Without well-defined plans/policies and effective public administrations, urbanization generally results in unmanaged urban sprawl (Rimal et al. 2018d). High population (Güneralp and Seto 2013) concentration fosters the exploitation of natural resources and causes complex changes in LULC and overall natural environment (Zeba et al. 2017). For instance, increasing population and urbanization can cause increased food consumption (FAO 2018). Densely populated urban areas demand plentiful natural resources and food (Jacoby 2001) and so, when prime farm land decreases (Seto et al. 2011), forests degenerate, surface water quality becomes degraded impacting aquatic life (Alqurashi et al. 2016; Li and Ma 2014; Liu et al. 2016; Pires et al. 2015). Dense urban areas increase the risk of formation of urban heat island and other natural hazards (Dewan et al. 2012; Paudel et al. 2016; Rahman 2016; Rimal et al. 2017b). In the case of our study area, the northern Churiya (Siwalik) region is exploited for sand and extraction requires for construction activities in urban development and such extraction could lead to widespread sediment accumulation in farmland downstream due to floods during the monsoon season (Rijal et al. 2018). Our simulations indicate that cultivated land in the periphery of major cities such as Biratnagar, Dharan, and Itahari are likely to decline. This could result in widespread environmental disequilibrium, loss of farm land, and in problems of future food security. Urban expansion and related development activities could also result in the loss of biodiversity and ecosystem services as seen in other regions of Nepal (Sharma et al. 2019; Sharma et al. 2018). The government proposes to develop 10 modern cities in the “Postal highway zone”, which includes some part of the current study area (https://www.onlinekhabar.com/2018/12/724021).

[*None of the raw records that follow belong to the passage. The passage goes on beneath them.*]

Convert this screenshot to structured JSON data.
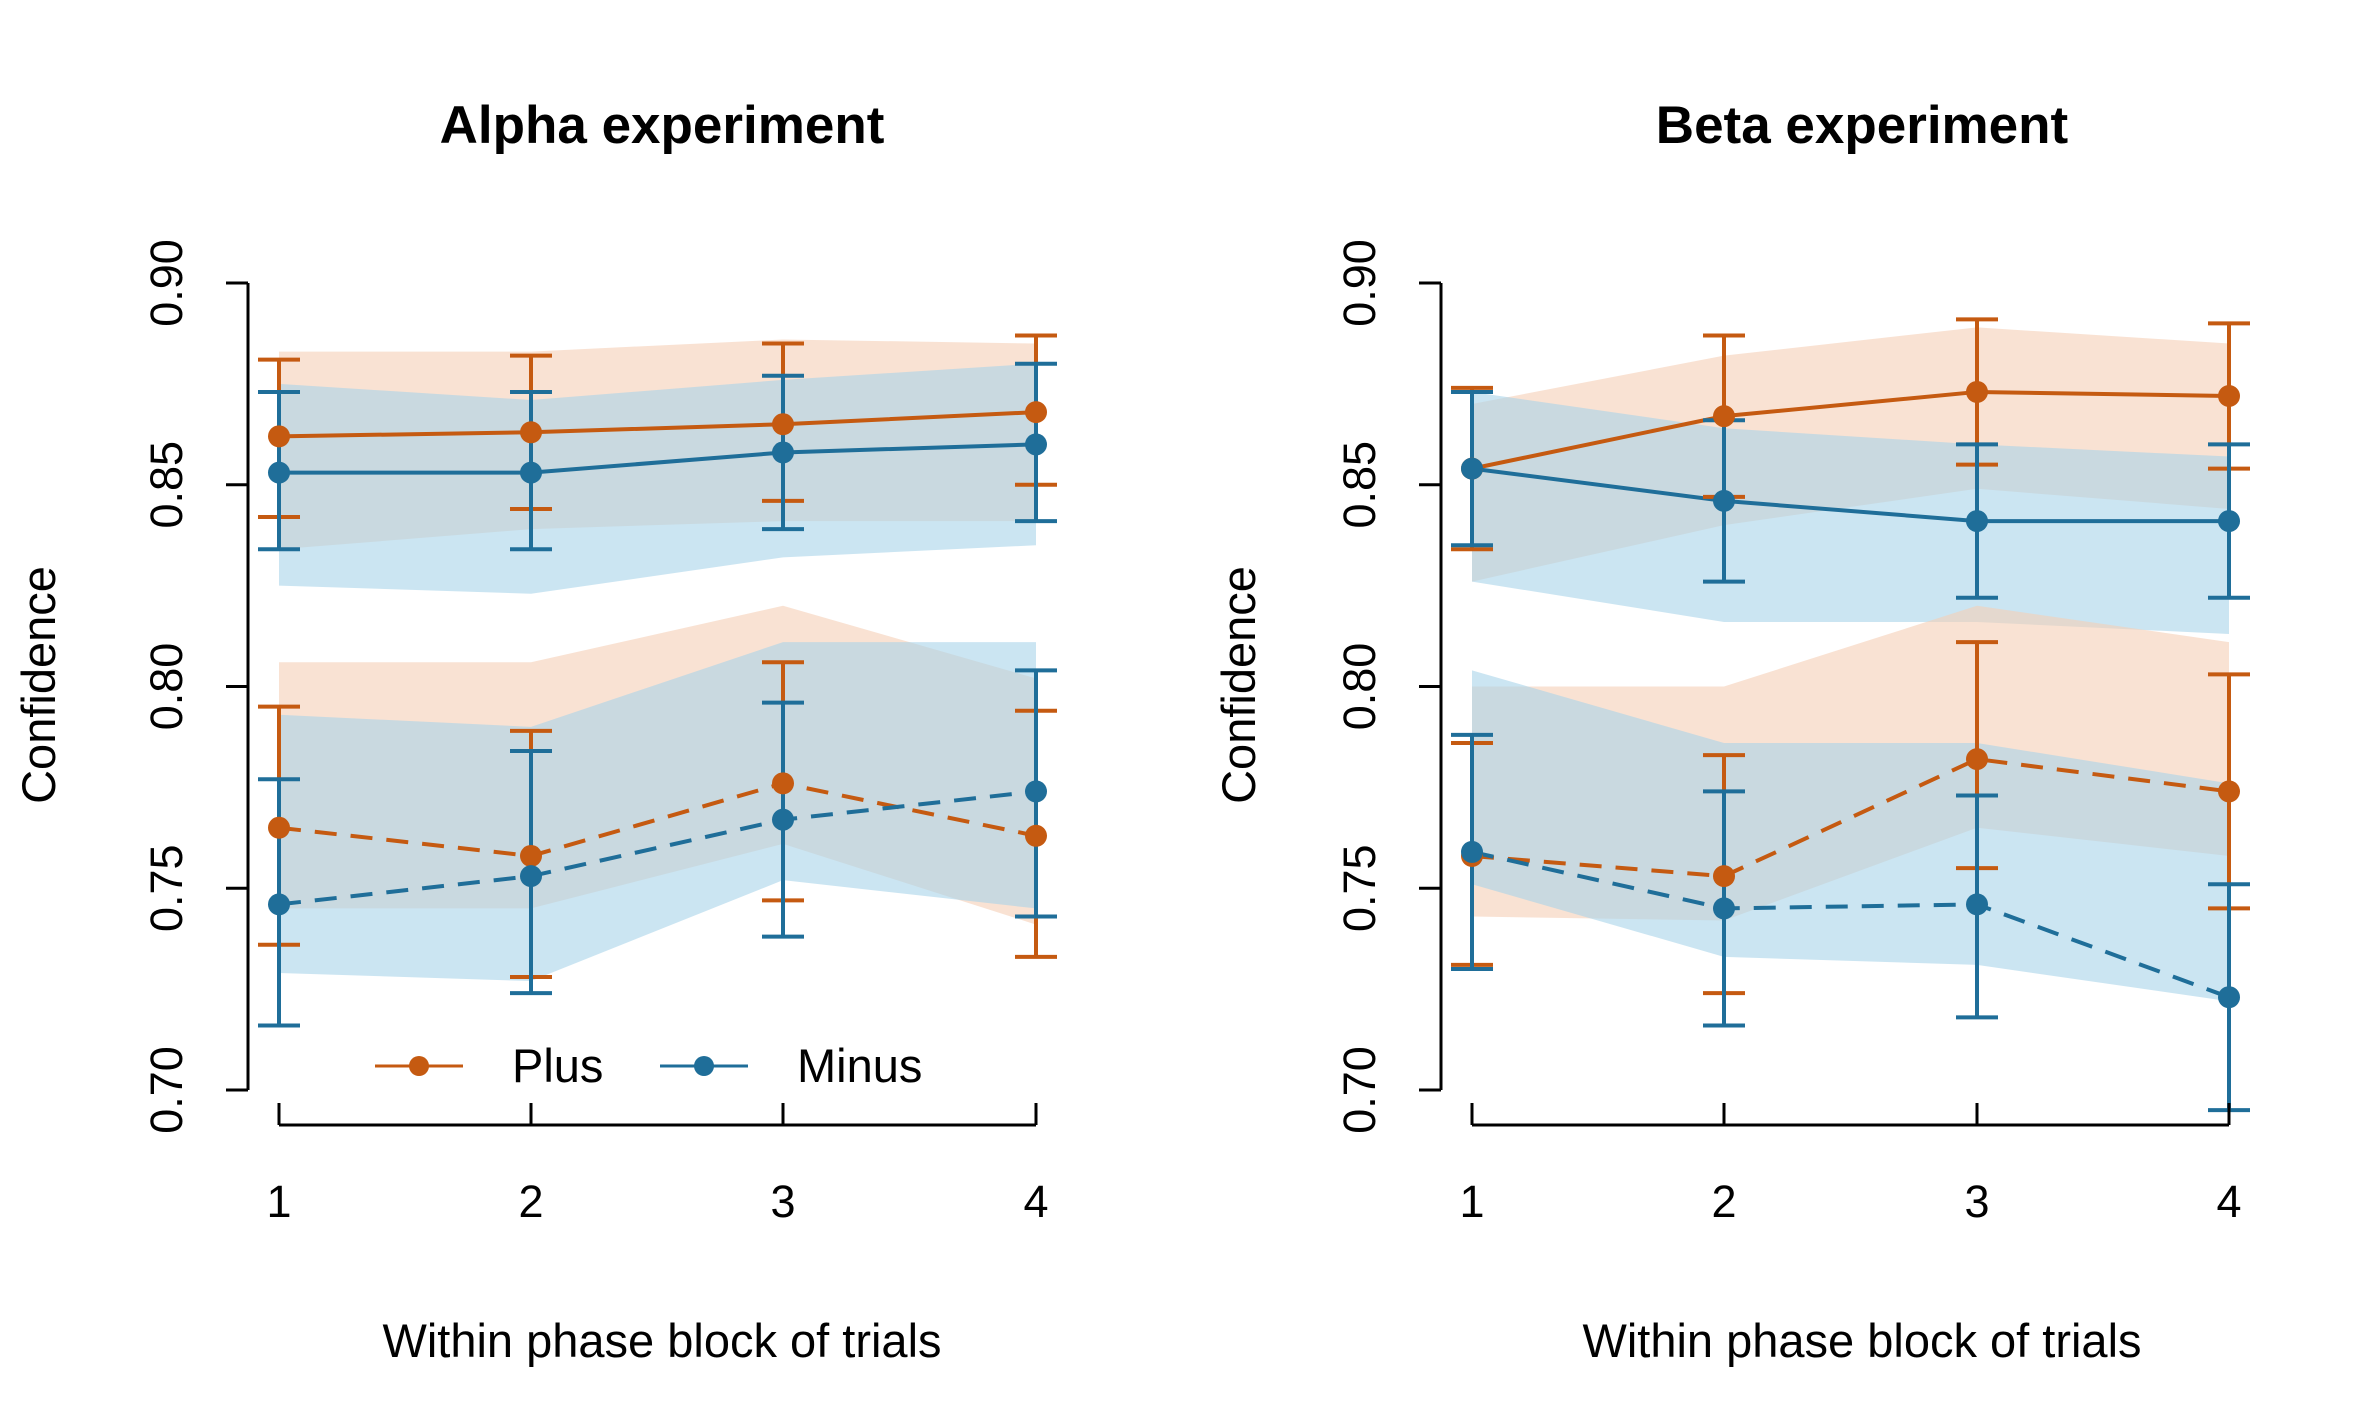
{
  "colors": {
    "plus": "#C55A11",
    "plus_band": "#F5CFB5",
    "minus": "#1F6E99",
    "minus_band": "#A9D4EA",
    "overlap": "#D5C6BE"
  },
  "legend": [
    {
      "label": "Plus",
      "color": "#C55A11",
      "marker": "filled-circle"
    },
    {
      "label": "Minus",
      "color": "#1F6E99",
      "marker": "filled-circle"
    }
  ],
  "chart_data": [
    {
      "type": "line",
      "title": "Alpha experiment",
      "xlabel": "Within phase block of trials",
      "ylabel": "Confidence",
      "x": [
        1,
        2,
        3,
        4
      ],
      "xticks": [
        "1",
        "2",
        "3",
        "4"
      ],
      "yticks": [
        "0.70",
        "0.75",
        "0.80",
        "0.85",
        "0.90"
      ],
      "ylim": [
        0.7,
        0.9
      ],
      "legend_placement": "bottom",
      "series": [
        {
          "name": "Plus",
          "group": "upper",
          "dash": "solid",
          "color": "#C55A11",
          "values": [
            0.862,
            0.863,
            0.865,
            0.868
          ],
          "err_low": [
            0.842,
            0.844,
            0.846,
            0.85
          ],
          "err_high": [
            0.881,
            0.882,
            0.885,
            0.887
          ],
          "band_low": [
            0.834,
            0.839,
            0.841,
            0.841
          ],
          "band_high": [
            0.883,
            0.883,
            0.886,
            0.885
          ]
        },
        {
          "name": "Minus",
          "group": "upper",
          "dash": "solid",
          "color": "#1F6E99",
          "values": [
            0.853,
            0.853,
            0.858,
            0.86
          ],
          "err_low": [
            0.834,
            0.834,
            0.839,
            0.841
          ],
          "err_high": [
            0.873,
            0.873,
            0.877,
            0.88
          ],
          "band_low": [
            0.825,
            0.823,
            0.832,
            0.835
          ],
          "band_high": [
            0.875,
            0.871,
            0.876,
            0.88
          ]
        },
        {
          "name": "Plus",
          "group": "lower",
          "dash": "dashed",
          "color": "#C55A11",
          "values": [
            0.765,
            0.758,
            0.776,
            0.763
          ],
          "err_low": [
            0.736,
            0.728,
            0.747,
            0.733
          ],
          "err_high": [
            0.795,
            0.789,
            0.806,
            0.794
          ],
          "band_low": [
            0.745,
            0.745,
            0.761,
            0.741
          ],
          "band_high": [
            0.806,
            0.806,
            0.82,
            0.802
          ]
        },
        {
          "name": "Minus",
          "group": "lower",
          "dash": "dashed",
          "color": "#1F6E99",
          "values": [
            0.746,
            0.753,
            0.767,
            0.774
          ],
          "err_low": [
            0.716,
            0.724,
            0.738,
            0.743
          ],
          "err_high": [
            0.777,
            0.784,
            0.796,
            0.804
          ],
          "band_low": [
            0.729,
            0.727,
            0.752,
            0.745
          ],
          "band_high": [
            0.793,
            0.79,
            0.811,
            0.811
          ]
        }
      ]
    },
    {
      "type": "line",
      "title": "Beta experiment",
      "xlabel": "Within phase block of trials",
      "ylabel": "Confidence",
      "x": [
        1,
        2,
        3,
        4
      ],
      "xticks": [
        "1",
        "2",
        "3",
        "4"
      ],
      "yticks": [
        "0.70",
        "0.75",
        "0.80",
        "0.85",
        "0.90"
      ],
      "ylim": [
        0.7,
        0.9
      ],
      "series": [
        {
          "name": "Plus",
          "group": "upper",
          "dash": "solid",
          "color": "#C55A11",
          "values": [
            0.854,
            0.867,
            0.873,
            0.872
          ],
          "err_low": [
            0.834,
            0.847,
            0.855,
            0.854
          ],
          "err_high": [
            0.874,
            0.887,
            0.891,
            0.89
          ],
          "band_low": [
            0.826,
            0.84,
            0.849,
            0.844
          ],
          "band_high": [
            0.87,
            0.882,
            0.889,
            0.885
          ]
        },
        {
          "name": "Minus",
          "group": "upper",
          "dash": "solid",
          "color": "#1F6E99",
          "values": [
            0.854,
            0.846,
            0.841,
            0.841
          ],
          "err_low": [
            0.835,
            0.826,
            0.822,
            0.822
          ],
          "err_high": [
            0.873,
            0.866,
            0.86,
            0.86
          ],
          "band_low": [
            0.826,
            0.816,
            0.816,
            0.813
          ],
          "band_high": [
            0.873,
            0.864,
            0.86,
            0.857
          ]
        },
        {
          "name": "Plus",
          "group": "lower",
          "dash": "dashed",
          "color": "#C55A11",
          "values": [
            0.758,
            0.753,
            0.782,
            0.774
          ],
          "err_low": [
            0.731,
            0.724,
            0.755,
            0.745
          ],
          "err_high": [
            0.786,
            0.783,
            0.811,
            0.803
          ],
          "band_low": [
            0.743,
            0.742,
            0.765,
            0.758
          ],
          "band_high": [
            0.8,
            0.8,
            0.82,
            0.811
          ]
        },
        {
          "name": "Minus",
          "group": "lower",
          "dash": "dashed",
          "color": "#1F6E99",
          "values": [
            0.759,
            0.745,
            0.746,
            0.723
          ],
          "err_low": [
            0.73,
            0.716,
            0.718,
            0.695
          ],
          "err_high": [
            0.788,
            0.774,
            0.773,
            0.751
          ],
          "band_low": [
            0.751,
            0.733,
            0.731,
            0.722
          ],
          "band_high": [
            0.804,
            0.786,
            0.786,
            0.776
          ]
        }
      ]
    }
  ]
}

For this, it will need to have appropriate planning prior to the development of these new city centers since unmanaged and unplanned development activities (Bhattarai and Conway 2010) tend to result in the fragmentation in associated land uses and decline in prime cultivated land.

Conclusion

Our study analyzed the spatiotemporal change in LULC of eastern Tarai districts of Nepal during 1989–2016 and predicted the urban expansion scenario by 2026 and 2036 using the CA-Markov model. The spatial extent of urban/built-up area in the region was found to have aggressively increased from 29.20 km2 in 1989 to 140.10 km2 in 2016 and is expected to cover 318 km2 by 2036, strongly corroborating the over exploitation of cultivated land. The cultivated land decline is likely to continue in the future. According to the prediction analysis, the current trend of erratic urbanization will continue and expand to 229.05 km2 (8.95%) and 318.51 km2 (12.45%) by 2026 and 2036, respectively, with the corresponding declines in cultivated land to 1453.83 km2 (56.86%) and 1374.93 km2 (53.77%) over the same years. Urban area expanded with the average annual growth rate of 6.36% during 1996–2016; however, the rate is expected to increase to 11.96% during 2016–2036. These findings suggest that this will result in increasing food insecurity and environmental degradation particularly since population growth is highly predictable. There is limited implementation of planning and policy to preserve cropland and urban expansion. Similarly, some of the existing/emerging settlements and prime farm lands are at the risk of flood hazard/inundation (Rijal et al. 2018; Rimal et al. 2018b). This indicates that there is an urgent need for sustainable urban planning and preservation of prime farm lands. Our findings are essential data for planners and policymakers to use in making rational decisions mainly due to two reasons: (a) obtaining spatiotemporal change is strongly essential for effective land management and sustainable rural-urban resilience and (b) our projections indicate the spatiotemporal locations of future urban sprawl and associated LULC. Our study affirms the value of the CA-Markov model as a tool for projecting future LULC changes as the evaluation showed the satisfactory values of Kno (0.89), Kstandard (0.84), and Klocation (0.89) which verify the accuracy of the model.